Do you really need someone to tell you that
[tex] \sum_{k=1}^N \frac{1}{2k} = \frac{1}{2} \sum_{k=1}^N \frac{1}{k}\;?[/tex]

RGV

 

[gabbagabbahey]

by all means...enlighten me..where's the pattern...

([itex]\frac{5}{2}[/itex]+[itex]\frac{5}{6}[/itex]-[itex]\frac{5}{2}[/itex])+([itex]\frac{5}{4}[/itex]+[itex]\frac{5}{8}[/itex]-[itex]\frac{5}{3}[/itex])+([itex]\frac{5}{6}[/itex]+[itex]\frac{5}{10}[/itex]-[itex]\frac{5}{4}[/itex])+([itex]\frac{5}{8}[/itex]+[itex]\frac{5}{12}[/itex]-[itex]\frac{5}{5}[/itex])+([itex]\frac{5}{10}[/itex]+[itex]\frac{5}{14}[/itex]-[itex]\frac{5}{6}[/itex])+([itex]\frac{5}{12}[/itex]+[itex]\frac{5}{16}[/itex]-[itex]\frac{5}{7}[/itex])+([itex]\frac{5}{14}[/itex]+[itex]\frac{5}{18}[/itex]-[itex]\frac{5}{8}[/itex])+...+

while some terms do cancel, I do not see a patter out of the first 7 terms...but like I said...enlighten me

The pattern may indeed be a little difficult to see like this, but notice, for example, that [itex]\frac{5}{6}+\frac{5}{6}-\frac{5}{3}=0[/itex] and [itex]\frac{5}{8}+\frac{5}{8}-\frac{5}{4}=0[/itex].
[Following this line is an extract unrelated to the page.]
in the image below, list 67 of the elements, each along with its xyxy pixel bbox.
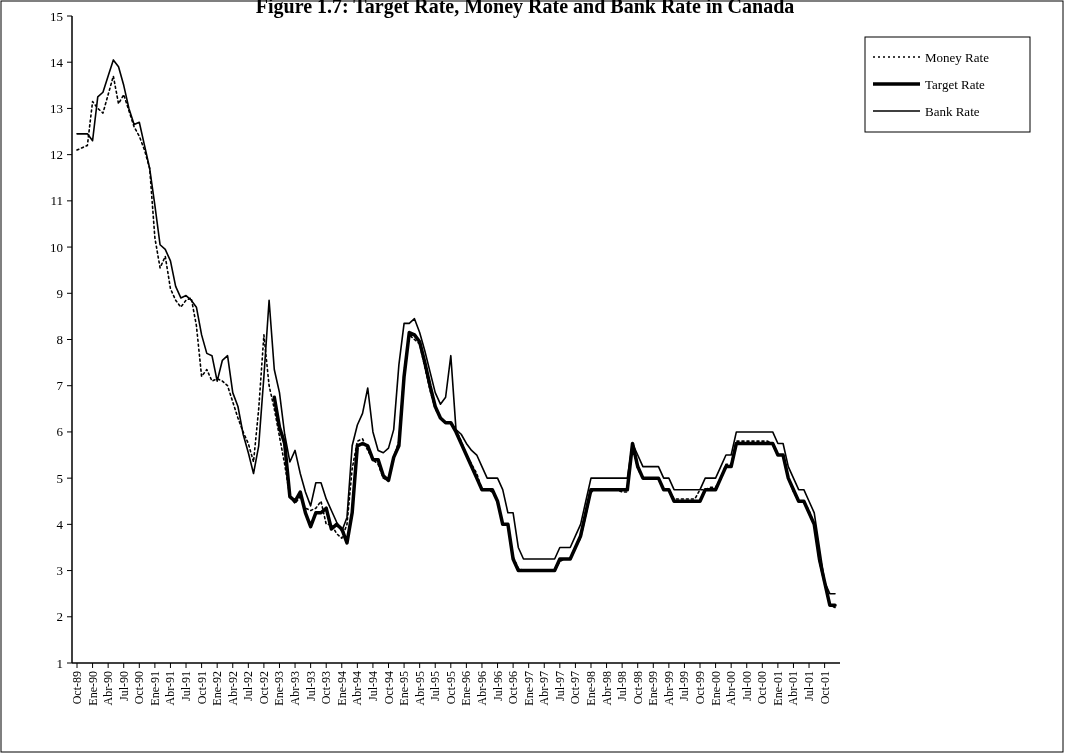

To formally reorganize the sum so that the cancellations become obvious, first look at the finite sum and apply the second hint I gave you to both the 5/(2(n+2)) and -5(n+1) terms. After reorganizing the finite sum to get the desired cancellations, take the limit as N->infinity.